Classes#
For now, there is the LinearChain class including both the model and NEGF solver routines. This will be in future separated into a generic System class, with child classes of different specific systems (like LinearChain).
- class fuNEGF.models.LinearChain(N=100, eps_0=0, t=1, a=1, H_impurity=None, make_H_periodic=False, plot_dispersion=True)#
Bases:
object
Linear chain tight-binding model with NEGF solver. Include arbitrary on-site potential impurities.
- G_R_fun(k, E, Sigma_0=None)#
The retarded Green’s function for a given k and energy E.
- Parameters:
k (float) – the Bloch wave vector.
E (float) – Energy in eV.
Sigma_0 (N-by-N numpy array, optional) – The internal self-energy. Defaults to None.
- Returns:
the retarded Green’s function in matrix form.
- Return type:
N-by-N numpy array
- Greens_functions_solver(k, E, D0_phase, D0_phase_momentum, N_sc=70)#
- Self-consistent iterative NEGF solver in case where the phase and momentum relaxation
are defined in terms of the Green’s functions themselves (see Datta’s Lessons from Nanoelectronics B).
- Parameters:
k (float) – the Bloch wave vector.
E (float) – Energy in eV.
D0_phase (float) – The phase relaxation parameter.
D0_phase_momentum (float) – The phase+momentum relaxation parameter.
N_sc (int, optional) – Number of self-consistent iteration steps: typically a value around 50 should be enough. Defaults to 70.
- Returns:
- the self-consistently solved Green’s functions (retarded, advanced, electron occupation), the internal self-energy Sigma_0,
and the in-scattering self-energy Sigma_in_0.
- Return type:
N-by-N numpy arrays
- add_H_impurity(H_impurity, plot_dispersion=False)#
Add an impurity Hamiltonian.
- Parameters:
H_impurity (N-by-N numpy array) – The impurity Hamiltonian (typically an Anderson disorder).
plot_dispersion (bool, optional) – Plot the numerical and analytical dispersion. Defaults to False.
- compare_dispersion_analytic_vs_numerical()#
Plots a comparison of the analytical and numerical dispersion.
- construct_H(make_H_periodic=False, print_H_matrix=False)#
Construct the linear chain tight-binding Hamiltonian.
- Parameters:
make_H_periodic (bool, optional) – If True, the Hamiltonian will be made periodic by adding t hopping to the [N-1, 0] and [0, N-1] sites. Defaults to False.
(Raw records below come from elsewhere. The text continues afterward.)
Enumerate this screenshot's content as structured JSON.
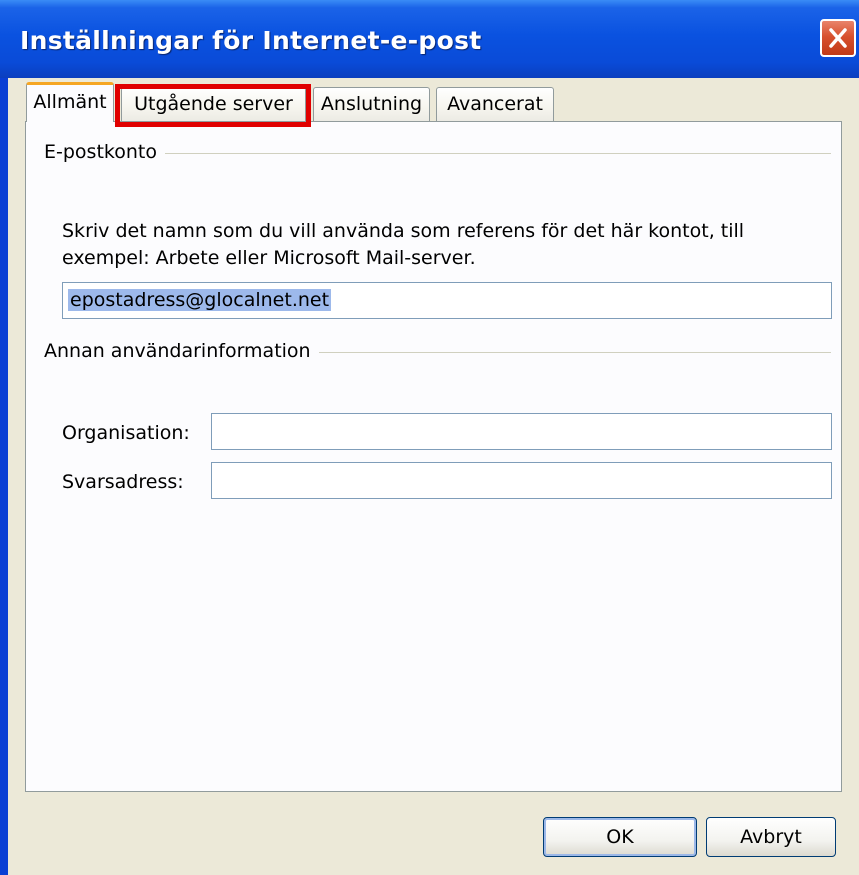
{
  "window": {
    "title": "Inställningar för Internet-e-post",
    "close_symbol": "×"
  },
  "tabs": [
    {
      "label": "Allmänt",
      "active": true
    },
    {
      "label": "Utgående server",
      "active": false,
      "highlighted": true
    },
    {
      "label": "Anslutning",
      "active": false
    },
    {
      "label": "Avancerat",
      "active": false
    }
  ],
  "email_account": {
    "group_title": "E-postkonto",
    "description": "Skriv det namn som du vill använda som referens för det här kontot, till exempel: Arbete eller Microsoft Mail-server.",
    "account_name_value": "epostadress@glocalnet.net"
  },
  "other_info": {
    "group_title": "Annan användarinformation",
    "organization_label": "Organisation:",
    "organization_value": "",
    "reply_label": "Svarsadress:",
    "reply_value": ""
  },
  "buttons": {
    "ok": "OK",
    "cancel": "Avbryt"
  },
  "colors": {
    "titlebar": "#0a52e0",
    "highlight_box": "#e00000",
    "dialog_bg": "#ece9d8"
  }
}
print_H_matrix (bool, optional) – If True, prints the Hamiltonian matrix. Defaults to False.
- plot_occupation(D0_phase, D0_phase_momentum, N_sc=70, E_to_plot=0, show=True, ax=None)#
- Plot the occupation f(j) of the sites j in the chain, which in the case f1=1, f2=0 corresponds to the
electrochemical potential mu(j) = qV f(j), where a potential V is imagined to be applied across the device and q is the electron charge.
- Parameters:
D0_phase (float) – The phase relaxation parameter.
D0_phase_momentum (float) – The phase+momentum relaxation parameter.
N_sc (int, optional) – Number of self-consistent iteration steps: typically a value around 50 should be enough. Defaults to 70. N_sc=1 effectively turns off the phase/momentum relaxation.
E_to_plot (int, optional) – The energy at which to plot the occupation. Defaults to 0.
show (bool, optional) – If True, the plot will be shown. Defaults to True.
ax (_type_, optional) – If provided, the figure will be plotted to ax. Defaults to None.
- plot_onsite_energy(ax=None)#
Plot the on-site energy as horizontal lines.
- Parameters:
ax (matplotlib.pyplot axis object, optional) – If provided, the figure will be plotted to ax. Defaults to None.
- plot_transmission(ax=None)#
Plots the transmission function T(E) given by T = Tr[Gamma_1 G_R Gamma_2 G_A].
- Parameters:
ax (matplotlib.pyplot axis object, optional) – If provided, the figure will be plotted to ax. Defaults to None.